Я - начальник, ты - дурак | Страница: 19

  • Georgia
  • Verdana
  • Tahoma
  • Symbol
  • Arial
16
px

Коменданты — люди особые. Я бы еще сказал — удивительные.

Танкист — всегда танкист. Летчик по характеру и манерам и привычкам отличается от сапера.

Короче, у каждого — у моряка-подводника, ракетчика ПВО, артиллериста — легко заметить отличия, обусловленные делом, которому они посвятили жизнь.

Но вот парадокс — каждый, кому из них выпадает доля стать комендантом, враз утрачивает все профессиональное, что отличало его раньше, и приобретает специфические черты, единые для комендантов моря, воздуха, суши.

Думается, что причиной такой перемены становится особенность комендантской должности.

Каждой ступени воинской службы соответствует точно определенное звание офицера.

Командир взвода — лейтенант или старший лейтенант.
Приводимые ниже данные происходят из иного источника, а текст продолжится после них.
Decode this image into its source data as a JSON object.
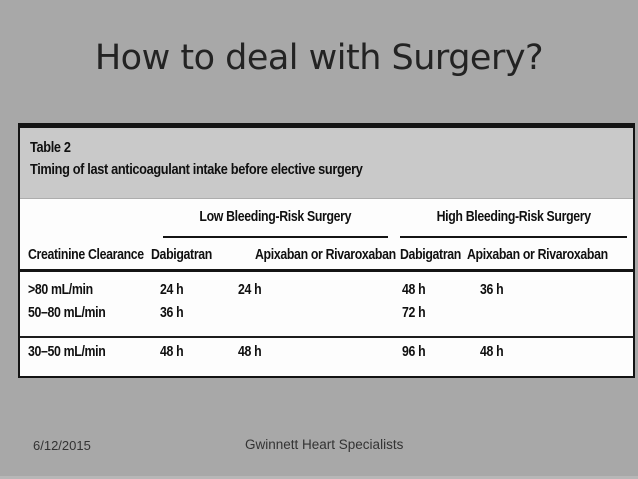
{
  "slide": {
    "title": "How to deal with Surgery?",
    "footer": {
      "date": "6/12/2015",
      "organization": "Gwinnett Heart Specialists"
    }
  },
  "table": {
    "label": "Table 2",
    "caption": "Timing of last anticoagulant intake before elective surgery",
    "group_headers": {
      "low": "Low Bleeding-Risk Surgery",
      "high": "High Bleeding-Risk Surgery"
    },
    "columns": [
      "Creatinine Clearance",
      "Dabigatran",
      "Apixaban or Rivaroxaban",
      "Dabigatran",
      "Apixaban or Rivaroxaban"
    ],
    "rows": [
      {
        "label": ">80 mL/min",
        "cells": [
          "24 h",
          "24 h",
          "48 h",
          "36 h"
        ]
      },
      {
        "label": "50–80 mL/min",
        "cells": [
          "36 h",
          "",
          "72 h",
          ""
        ]
      },
      {
        "label": "30–50 mL/min",
        "cells": [
          "48 h",
          "48 h",
          "96 h",
          "48 h"
        ]
      }
    ]
  },
  "colors": {
    "slide_background": "#a8a8a8",
    "table_caption_band": "#c9c9c9",
    "table_body_background": "#fdfdfd",
    "table_rule_black": "#141414",
    "title_text": "#232323",
    "footer_text": "#333333"
  }
}
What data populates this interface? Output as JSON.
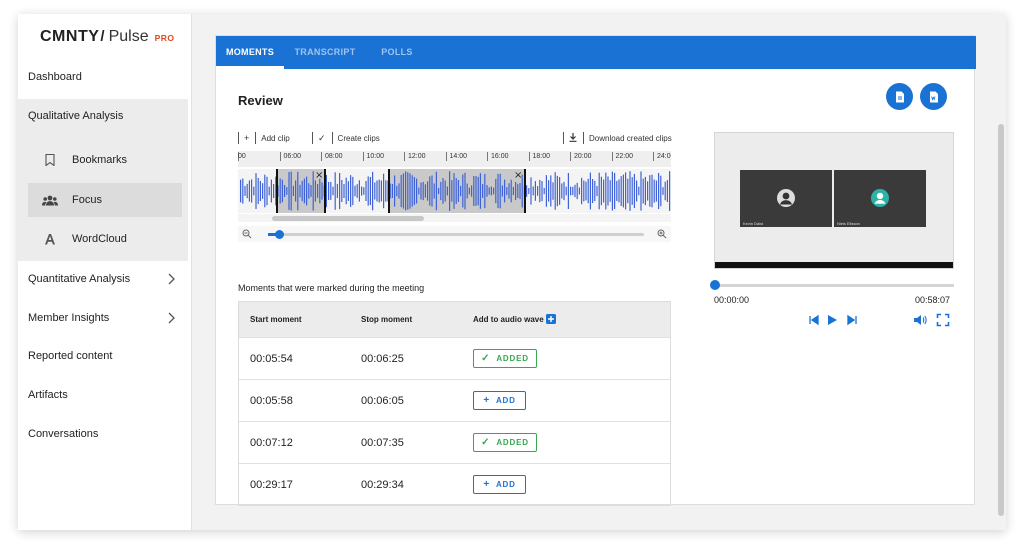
{
  "brand": {
    "name": "CMNTY",
    "product": "Pulse",
    "tier": "PRO"
  },
  "sidebar": {
    "items": [
      {
        "label": "Dashboard"
      },
      {
        "label": "Qualitative Analysis"
      },
      {
        "label": "Quantitative Analysis"
      },
      {
        "label": "Member Insights"
      },
      {
        "label": "Reported content"
      },
      {
        "label": "Artifacts"
      },
      {
        "label": "Conversations"
      }
    ],
    "subitems": [
      {
        "label": "Bookmarks",
        "icon": "bookmark-icon"
      },
      {
        "label": "Focus",
        "icon": "people-icon"
      },
      {
        "label": "WordCloud",
        "icon": "letter-a-icon"
      }
    ],
    "active_subitem": "Focus"
  },
  "tabs": [
    {
      "label": "MOMENTS",
      "active": true
    },
    {
      "label": "TRANSCRIPT",
      "active": false
    },
    {
      "label": "POLLS",
      "active": false
    }
  ],
  "review": {
    "title": "Review"
  },
  "toolbar": {
    "add_clip": "Add clip",
    "create_clips": "Create clips",
    "download_clips": "Download created clips"
  },
  "timeline": {
    "ticks": [
      ":00",
      "06:00",
      "08:00",
      "10:00",
      "12:00",
      "14:00",
      "16:00",
      "18:00",
      "20:00",
      "22:00",
      "24:00"
    ]
  },
  "moments": {
    "caption": "Moments that were marked during the meeting",
    "headers": {
      "start": "Start moment",
      "stop": "Stop moment",
      "add": "Add to audio wave"
    },
    "rows": [
      {
        "start": "00:05:54",
        "stop": "00:06:25",
        "status": "ADDED"
      },
      {
        "start": "00:05:58",
        "stop": "00:06:05",
        "status": "ADD"
      },
      {
        "start": "00:07:12",
        "stop": "00:07:35",
        "status": "ADDED"
      },
      {
        "start": "00:29:17",
        "stop": "00:29:34",
        "status": "ADD"
      }
    ]
  },
  "video": {
    "current_time": "00:00:00",
    "duration": "00:58:07",
    "progress": 0,
    "participants": [
      "Kevin Dalst",
      "Niels Ellsson"
    ]
  },
  "colors": {
    "accent": "#1a73d4",
    "added": "#36a852",
    "brand_pro": "#e2471f"
  }
}
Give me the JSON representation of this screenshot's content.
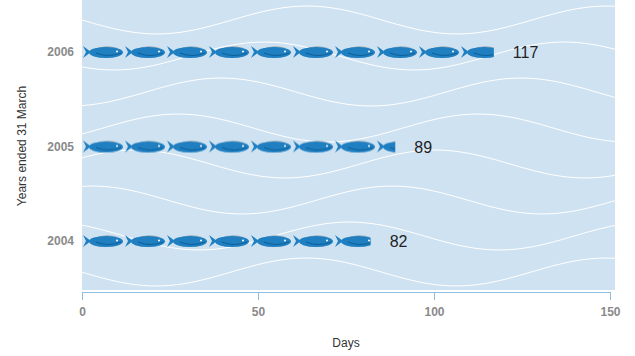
{
  "chart_data": {
    "type": "bar",
    "orientation": "horizontal",
    "categories": [
      "2004",
      "2005",
      "2006"
    ],
    "values": [
      82,
      89,
      117
    ],
    "color": "#1f7fc0",
    "xlabel": "Days",
    "ylabel": "Years ended 31 March",
    "xlim": [
      0,
      150
    ],
    "xticks": [
      0,
      50,
      100,
      150
    ],
    "data_labels": true,
    "grid": false
  }
}
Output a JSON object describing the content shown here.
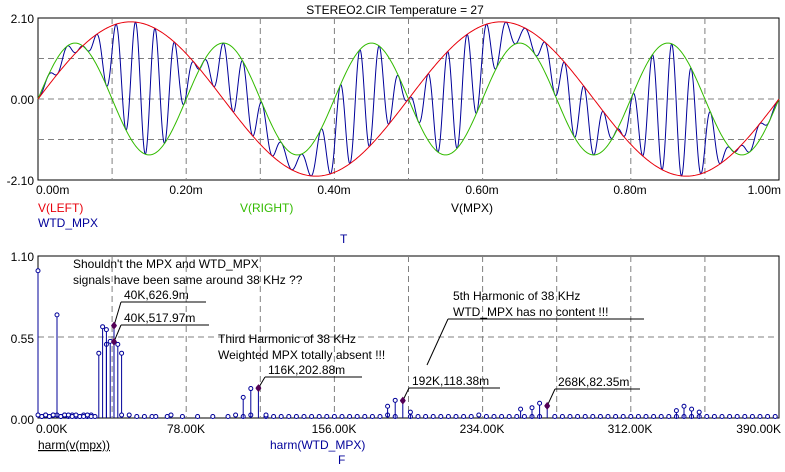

Капитан на взводе — свидетельство неблагополучия в карьере. Человек скорее всего проштрафился и понижен в должности.

Командир роты — старший лейтенант — капитан. Командир полка — подполковник — полковник. Генерал, который командует полком, вызывает больше тревоги, чем капитан, принявший взвод. А вот у комендантов должность имеет самые широкие рамки.

Мой старый знакомый майор, служивший комендантом небольшого гарнизона, с гордостью говорил: «Ты знаешь, кто был первым военным комендантом Берлина? Генерал-полковник Берзарин». — «Тебе-то что?» — спрашивал я. «Как что? — удивлялся товарищ. — И он комендант, и я». — «Ты всерьез?» — «Разве таким шутят?»

И в самом деле, какая еще должность имеет размах от майора до генерал-полковника?

Главная черта, общая для всех настоящих комендантов, их постоянная нацеленность на выявление нарушителей. И тут уж им равных трудно найти.

В военной газете Южной группы войск однажды напечатали стихотворение. Не шедевр, но вполне приемлемое, с четким ритмом и звонкой рифмой. Редактора подкупило то, что автором был солдат. И писал он о фронтовике, который идет по городу, а на его гимнастерке «в ряд медали золотом горят».

На другой день после выхода газеты в свет редактору позвонил комендант советских войск будапештского гарнизона генерал-майор Скосырев. И начал с упрека: «Когда редакция перестанет потворствовать нарушителям формы одежды?»

Редактор, не поняв, о чем речь, попросил назвать фамилию нарушителя. Скосырев язвительно ответил: «Это вы доложите мне фамилию. А меры я сам приму».

Все еще считая, что речь идет о ком-то из сотрудников газеты, который нарушил дисциплину, редактор спросил, в чем же суть проступка. «А в том, — ответил комендант, — что приказом командующего войска уже переведены на зимнюю форму одежды, и у меня в гарнизоне никто не может появляться в это время на улице без шинели. Затем, на гимнастерке солдату награды носить не положено. Медали надевают только на парадный мундир».

У настоящего коменданта глаз — алмаз.

Помню, на Дальнем Востоке мне пришлось сдавать предварительные экзамены в академию. Выдержавшие испытания получали звание «кандидата» и право ехать в Москву на сдачу там приемных экзаменов. По строевому уставу знания абитуриентов проверял полковник — комендант местного гарнизона. Человек, как все быстро убедились, он был остроумный, понимавший шутку, но в то же время отличался требовательностью и умением буквально на лету усекать любой непорядок. Этим и воспользовались шутники, без которых офицерский корпус просто немыслим.

Ночью, когда все спали, два «умельца» спороли с кителя капитан-лейтенанта Тихоокеанского флота морские пуговицы и на их место пришили армейские. Моряк подмены не заметил и явился в таком виде на сдачу экзамена.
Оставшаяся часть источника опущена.